Department of Microbiology, Mount Sinai School of Medicine, New York, New York, United States of America.
PLoS One. 2011 Feb 8;6(2):e16614. doi: 10.1371/journal.pone.0016614.
In the first few hours following Newcastle disease viral infection of human monocyte-derived dendritic cells, the induction of IFNB1 is extremely low and the secreted type I interferon response is below the limits of ELISA assay. However, many interferon-induced genes are activated at this time, for example DDX58 (RIGI), which in response to viral RNA induces IFNB1. We investigated whether the early induction of IFNBI in only a small percentage of infected cells leads to low level IFN secretion that then induces IFN-responsive genes in all cells. We developed an agent-based mathematical model to explore the IFNBI and DDX58 temporal dynamics. Simulations showed that a small number of early responder cells provide a mechanism for efficient and controlled activation of the DDX58-IFNBI positive feedback loop. The model predicted distributions of single cell responses that were confirmed by single cell mRNA measurements. The results suggest that large cell-to-cell variation plays an important role in the early innate immune response, and that the variability is essential for the efficient activation of the IFNB1 based feedback loop.

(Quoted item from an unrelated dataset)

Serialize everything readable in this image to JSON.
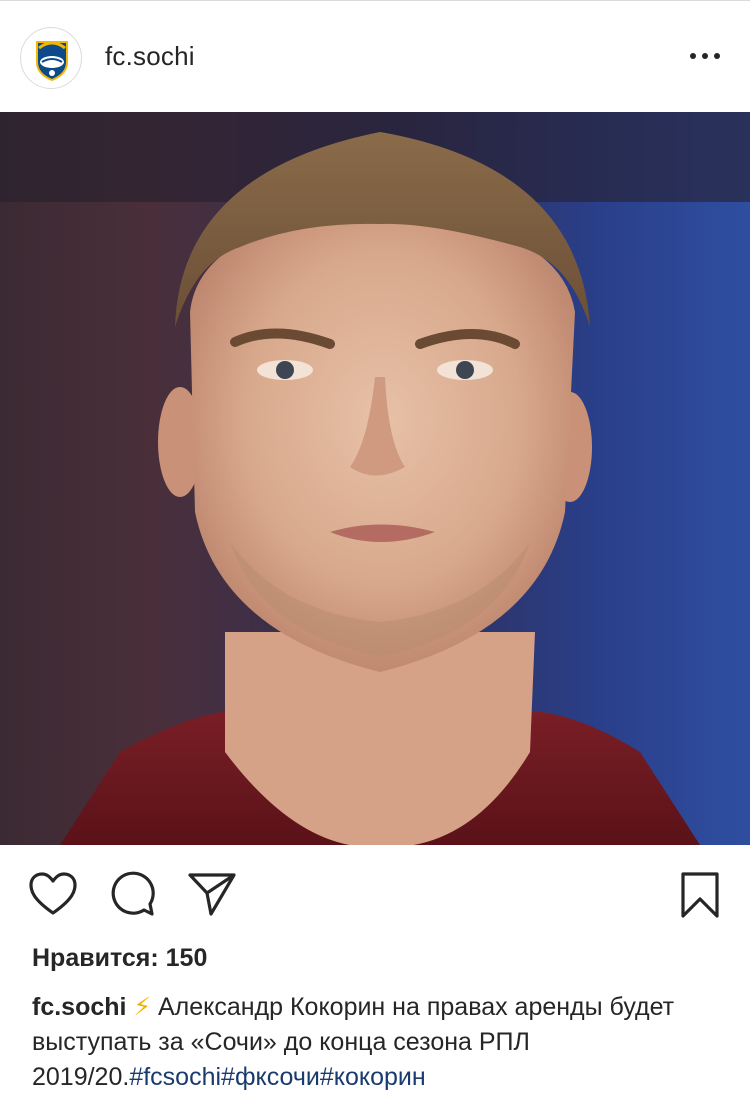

在新城疫病毒感染人单核细胞来源的树突状细胞的最初几个小时内,IFNβ1 的诱导非常低,分泌型 I 型干扰素反应低于 ELISA 检测限。然而,此时许多干扰素诱导基因被激活,例如 DDX58(RIGI),它响应病毒 RNA 诱导 IFNβ1。我们研究了感染细胞中只有一小部分早期诱导 IFNβ1 是否会导致低水平 IFN 分泌,然后诱导所有细胞中 IFN 反应基因。我们开发了基于代理的数学模型来探索 IFNβ1 和 DDX58 的时间动态。模拟表明,少数早期反应细胞为 DDX58-IFNβ1 正反馈回路的有效和受控激活提供了一种机制。该模型预测了单细胞反应的分布,这些分布通过单细胞 mRNA 测量得到了证实。结果表明,大的细胞间变异性在早期固有免疫反应中起着重要作用,这种变异性对于基于 IFNβ1 的反馈回路的有效激活是必不可少的。